Le refus du défendeur d'exercer la clause d'option dans l'accord
- Enfin, le demandeur a souligné que le refus du défendeur d'exercer la clause d'option dans l'accord constitue une discrimination envers la minorité. Selon elle, s'abstenir d'exercer cette option est contraire à l'accord entre les parties et se fait de mauvaise foi.
- Dans notre cas, le refus du défendeur d'exercer la clause d'option constitue une violation des attentes légitimes du demandeur. L'accord entre les parties a été construit à l'avance afin que la demanderesse, en tant qu'actionnaire minoritaire, puisse se garantir une « sortie » de la société à la fin de la période d'acquisition [clause 4.3 de l'accord]. En conséquence, on peut conclure que le demandeur a une attente légitime d'avoir le droit d'exercer l'option conformément aux dispositions de l'accord, et qu'un refus de l'exercer, sans raison exhaustive, peut conduire à une situation qui nuit à cette attente. Cela est particulièrement vrai car le critère de l'existence de la discrimination se concentre sur le résultat du refus et non sur ses motivations [voir : Adler, au paragraphe 65 ; Appel civil 3432/17 Shai Topaz (Yocht) c. Haim Yocht, au paragraphe 25 du jugement du juge G. Kara (Nevo, 16 avril 2020)].
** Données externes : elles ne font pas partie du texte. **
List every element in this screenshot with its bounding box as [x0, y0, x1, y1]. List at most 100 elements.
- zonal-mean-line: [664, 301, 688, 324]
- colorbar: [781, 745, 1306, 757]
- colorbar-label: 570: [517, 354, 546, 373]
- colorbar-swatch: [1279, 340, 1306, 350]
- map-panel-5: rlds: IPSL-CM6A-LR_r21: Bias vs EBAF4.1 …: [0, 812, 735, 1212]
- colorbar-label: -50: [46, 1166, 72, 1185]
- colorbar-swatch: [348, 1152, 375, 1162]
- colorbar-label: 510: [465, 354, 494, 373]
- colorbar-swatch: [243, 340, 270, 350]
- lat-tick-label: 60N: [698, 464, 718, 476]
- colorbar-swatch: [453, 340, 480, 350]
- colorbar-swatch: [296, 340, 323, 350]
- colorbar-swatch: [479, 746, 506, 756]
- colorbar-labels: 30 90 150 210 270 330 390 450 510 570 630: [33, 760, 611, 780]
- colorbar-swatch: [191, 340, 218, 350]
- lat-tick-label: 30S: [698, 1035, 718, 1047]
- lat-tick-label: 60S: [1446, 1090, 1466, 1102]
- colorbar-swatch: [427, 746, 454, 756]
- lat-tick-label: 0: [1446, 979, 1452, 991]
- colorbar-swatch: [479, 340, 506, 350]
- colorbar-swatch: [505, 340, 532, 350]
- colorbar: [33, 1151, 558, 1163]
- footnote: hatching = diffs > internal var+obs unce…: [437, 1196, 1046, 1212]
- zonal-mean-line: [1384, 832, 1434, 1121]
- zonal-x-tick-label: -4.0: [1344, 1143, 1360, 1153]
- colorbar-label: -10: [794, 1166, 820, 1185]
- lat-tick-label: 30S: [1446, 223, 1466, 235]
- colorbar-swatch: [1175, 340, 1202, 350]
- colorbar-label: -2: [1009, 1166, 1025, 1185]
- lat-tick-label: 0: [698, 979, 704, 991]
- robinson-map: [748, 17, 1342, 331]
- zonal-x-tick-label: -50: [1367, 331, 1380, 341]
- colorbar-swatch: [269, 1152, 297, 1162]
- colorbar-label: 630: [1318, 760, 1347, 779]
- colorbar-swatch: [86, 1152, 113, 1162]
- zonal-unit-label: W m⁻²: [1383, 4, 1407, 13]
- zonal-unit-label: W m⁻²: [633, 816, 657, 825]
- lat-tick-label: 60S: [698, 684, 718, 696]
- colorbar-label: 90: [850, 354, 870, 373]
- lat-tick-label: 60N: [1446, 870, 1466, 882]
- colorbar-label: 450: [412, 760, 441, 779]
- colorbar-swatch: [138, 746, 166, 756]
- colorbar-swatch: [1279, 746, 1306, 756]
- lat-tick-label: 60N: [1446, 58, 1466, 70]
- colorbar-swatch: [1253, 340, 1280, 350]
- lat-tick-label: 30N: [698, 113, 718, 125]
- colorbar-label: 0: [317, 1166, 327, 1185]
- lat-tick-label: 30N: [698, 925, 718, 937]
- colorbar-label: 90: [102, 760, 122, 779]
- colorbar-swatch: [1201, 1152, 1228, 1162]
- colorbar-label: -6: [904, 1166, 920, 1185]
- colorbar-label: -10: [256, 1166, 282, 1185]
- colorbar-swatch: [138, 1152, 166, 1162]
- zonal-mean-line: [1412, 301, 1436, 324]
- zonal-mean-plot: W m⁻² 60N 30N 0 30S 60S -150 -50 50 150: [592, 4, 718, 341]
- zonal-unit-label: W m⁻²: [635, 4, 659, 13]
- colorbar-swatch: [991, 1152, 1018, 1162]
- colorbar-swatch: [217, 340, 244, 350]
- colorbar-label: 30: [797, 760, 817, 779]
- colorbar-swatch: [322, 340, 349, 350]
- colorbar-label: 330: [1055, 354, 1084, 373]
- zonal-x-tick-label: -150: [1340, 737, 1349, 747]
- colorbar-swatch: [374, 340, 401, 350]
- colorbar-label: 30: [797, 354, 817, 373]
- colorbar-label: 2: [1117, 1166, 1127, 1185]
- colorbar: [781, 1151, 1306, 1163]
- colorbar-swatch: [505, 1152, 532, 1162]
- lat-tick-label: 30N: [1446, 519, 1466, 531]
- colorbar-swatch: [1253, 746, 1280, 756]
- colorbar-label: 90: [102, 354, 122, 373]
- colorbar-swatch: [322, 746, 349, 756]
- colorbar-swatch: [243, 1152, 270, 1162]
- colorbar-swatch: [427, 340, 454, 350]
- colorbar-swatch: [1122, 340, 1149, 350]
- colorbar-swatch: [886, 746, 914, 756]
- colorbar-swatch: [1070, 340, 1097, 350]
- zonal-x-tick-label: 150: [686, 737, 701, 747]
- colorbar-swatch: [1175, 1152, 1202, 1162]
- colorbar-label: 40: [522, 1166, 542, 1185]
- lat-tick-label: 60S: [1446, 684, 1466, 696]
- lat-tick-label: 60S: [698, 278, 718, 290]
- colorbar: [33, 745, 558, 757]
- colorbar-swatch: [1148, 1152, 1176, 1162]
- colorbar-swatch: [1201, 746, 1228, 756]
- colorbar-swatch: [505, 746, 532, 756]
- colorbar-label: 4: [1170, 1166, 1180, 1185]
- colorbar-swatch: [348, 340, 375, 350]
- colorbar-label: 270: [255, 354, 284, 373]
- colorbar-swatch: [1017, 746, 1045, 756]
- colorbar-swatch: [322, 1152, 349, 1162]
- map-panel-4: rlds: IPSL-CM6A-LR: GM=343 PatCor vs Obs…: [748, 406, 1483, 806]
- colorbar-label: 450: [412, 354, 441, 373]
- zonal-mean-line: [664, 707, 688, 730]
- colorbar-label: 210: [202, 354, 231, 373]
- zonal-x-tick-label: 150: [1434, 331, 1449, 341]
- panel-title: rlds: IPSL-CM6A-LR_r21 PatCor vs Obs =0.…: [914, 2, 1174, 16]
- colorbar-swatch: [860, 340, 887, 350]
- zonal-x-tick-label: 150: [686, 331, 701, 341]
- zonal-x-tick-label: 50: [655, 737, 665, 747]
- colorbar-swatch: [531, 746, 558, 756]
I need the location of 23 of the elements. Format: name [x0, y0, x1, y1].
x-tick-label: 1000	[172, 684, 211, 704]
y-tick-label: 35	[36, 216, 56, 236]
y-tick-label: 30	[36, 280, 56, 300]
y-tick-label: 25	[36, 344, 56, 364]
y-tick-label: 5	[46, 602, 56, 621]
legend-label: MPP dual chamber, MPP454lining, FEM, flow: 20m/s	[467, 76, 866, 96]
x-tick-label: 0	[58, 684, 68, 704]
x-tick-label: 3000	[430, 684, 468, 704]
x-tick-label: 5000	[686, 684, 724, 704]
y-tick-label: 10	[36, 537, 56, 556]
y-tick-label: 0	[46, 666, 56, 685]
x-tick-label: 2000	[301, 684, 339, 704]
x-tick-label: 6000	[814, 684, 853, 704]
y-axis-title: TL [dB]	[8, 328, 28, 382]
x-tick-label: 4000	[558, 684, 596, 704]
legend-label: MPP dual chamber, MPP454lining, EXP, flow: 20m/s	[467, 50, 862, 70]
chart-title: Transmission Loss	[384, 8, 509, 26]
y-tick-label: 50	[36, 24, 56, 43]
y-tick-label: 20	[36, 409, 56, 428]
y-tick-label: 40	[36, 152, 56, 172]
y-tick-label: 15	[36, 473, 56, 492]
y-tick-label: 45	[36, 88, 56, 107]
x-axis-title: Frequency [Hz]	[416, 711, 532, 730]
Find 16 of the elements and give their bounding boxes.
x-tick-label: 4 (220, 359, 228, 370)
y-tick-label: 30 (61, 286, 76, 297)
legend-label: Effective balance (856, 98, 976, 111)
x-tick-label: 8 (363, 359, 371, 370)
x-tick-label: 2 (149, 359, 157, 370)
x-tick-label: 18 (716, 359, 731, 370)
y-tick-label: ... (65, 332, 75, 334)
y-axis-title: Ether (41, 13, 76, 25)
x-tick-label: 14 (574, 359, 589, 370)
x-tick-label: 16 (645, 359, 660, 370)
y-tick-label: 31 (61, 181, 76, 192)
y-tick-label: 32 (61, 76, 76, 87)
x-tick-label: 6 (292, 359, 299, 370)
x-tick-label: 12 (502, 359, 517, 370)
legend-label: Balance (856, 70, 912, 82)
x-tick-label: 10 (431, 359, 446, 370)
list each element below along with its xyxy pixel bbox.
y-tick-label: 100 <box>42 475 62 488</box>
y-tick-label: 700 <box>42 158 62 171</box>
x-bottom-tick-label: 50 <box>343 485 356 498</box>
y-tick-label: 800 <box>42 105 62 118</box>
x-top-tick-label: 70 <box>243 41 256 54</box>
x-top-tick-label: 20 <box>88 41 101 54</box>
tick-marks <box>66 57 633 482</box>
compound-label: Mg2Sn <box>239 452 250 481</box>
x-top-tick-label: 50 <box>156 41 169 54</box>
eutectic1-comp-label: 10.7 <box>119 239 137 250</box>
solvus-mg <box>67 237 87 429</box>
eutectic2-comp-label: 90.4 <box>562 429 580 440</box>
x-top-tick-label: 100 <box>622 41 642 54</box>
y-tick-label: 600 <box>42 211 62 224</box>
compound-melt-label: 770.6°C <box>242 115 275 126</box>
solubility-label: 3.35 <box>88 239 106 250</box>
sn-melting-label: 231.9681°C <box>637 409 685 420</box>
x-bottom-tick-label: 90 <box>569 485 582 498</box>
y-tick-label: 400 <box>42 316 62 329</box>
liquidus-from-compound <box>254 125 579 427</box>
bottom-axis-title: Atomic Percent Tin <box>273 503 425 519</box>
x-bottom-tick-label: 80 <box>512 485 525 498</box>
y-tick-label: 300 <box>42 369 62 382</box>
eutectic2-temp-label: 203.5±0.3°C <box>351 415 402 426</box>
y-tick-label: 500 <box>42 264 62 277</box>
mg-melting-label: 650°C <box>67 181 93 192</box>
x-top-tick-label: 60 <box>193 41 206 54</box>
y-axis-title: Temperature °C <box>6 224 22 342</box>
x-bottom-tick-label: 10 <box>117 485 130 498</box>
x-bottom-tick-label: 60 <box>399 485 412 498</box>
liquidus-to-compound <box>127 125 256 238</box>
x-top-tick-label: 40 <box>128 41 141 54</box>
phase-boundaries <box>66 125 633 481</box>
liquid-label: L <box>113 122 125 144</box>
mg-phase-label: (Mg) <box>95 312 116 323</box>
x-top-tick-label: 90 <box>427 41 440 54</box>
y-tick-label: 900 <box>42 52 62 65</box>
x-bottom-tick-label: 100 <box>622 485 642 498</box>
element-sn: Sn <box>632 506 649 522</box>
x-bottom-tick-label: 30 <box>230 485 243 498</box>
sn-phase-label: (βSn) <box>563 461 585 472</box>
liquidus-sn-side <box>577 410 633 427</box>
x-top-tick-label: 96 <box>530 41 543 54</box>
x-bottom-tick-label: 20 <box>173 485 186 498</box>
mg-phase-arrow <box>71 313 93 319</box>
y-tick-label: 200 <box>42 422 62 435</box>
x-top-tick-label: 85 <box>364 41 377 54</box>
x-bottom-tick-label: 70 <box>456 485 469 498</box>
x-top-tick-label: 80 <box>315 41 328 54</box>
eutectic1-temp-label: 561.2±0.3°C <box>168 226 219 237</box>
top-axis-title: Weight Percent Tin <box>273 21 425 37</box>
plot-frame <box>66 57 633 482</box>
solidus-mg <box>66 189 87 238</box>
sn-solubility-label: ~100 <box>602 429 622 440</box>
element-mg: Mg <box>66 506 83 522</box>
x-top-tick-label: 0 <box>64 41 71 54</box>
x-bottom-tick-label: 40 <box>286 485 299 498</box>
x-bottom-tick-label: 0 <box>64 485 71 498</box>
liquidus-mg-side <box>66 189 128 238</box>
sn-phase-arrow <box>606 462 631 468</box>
- Comme cela sera expliqué ci-dessous, j'ai conclu que les motifs du défendeur ne justifient pas le non-exercice de la clause d'option telle qu'en question, et qu'un tel refus équivaut à un manque de bonne foi dans l'exécution d'un contrat tel que défini à l'article 39 de la loi sur les contrats (partie générale), 5733-1973. Je suis convaincu qu'un tel refus, qui a été fait sans raison suffisamment convaincante, nuit aux attentes légitimes du demandeur concernant l'exercice de la clause d'option, et conduit même , dans les circonstances présentes, à un résultat qui prive le demandeur. C'est là que le défendeur a souligné le droit du demandeur d'exercer l'option telle qu'énoncée au début de la procédure [par exemple, voir le paragraphe 24.5 de la déclaration de défense initiale].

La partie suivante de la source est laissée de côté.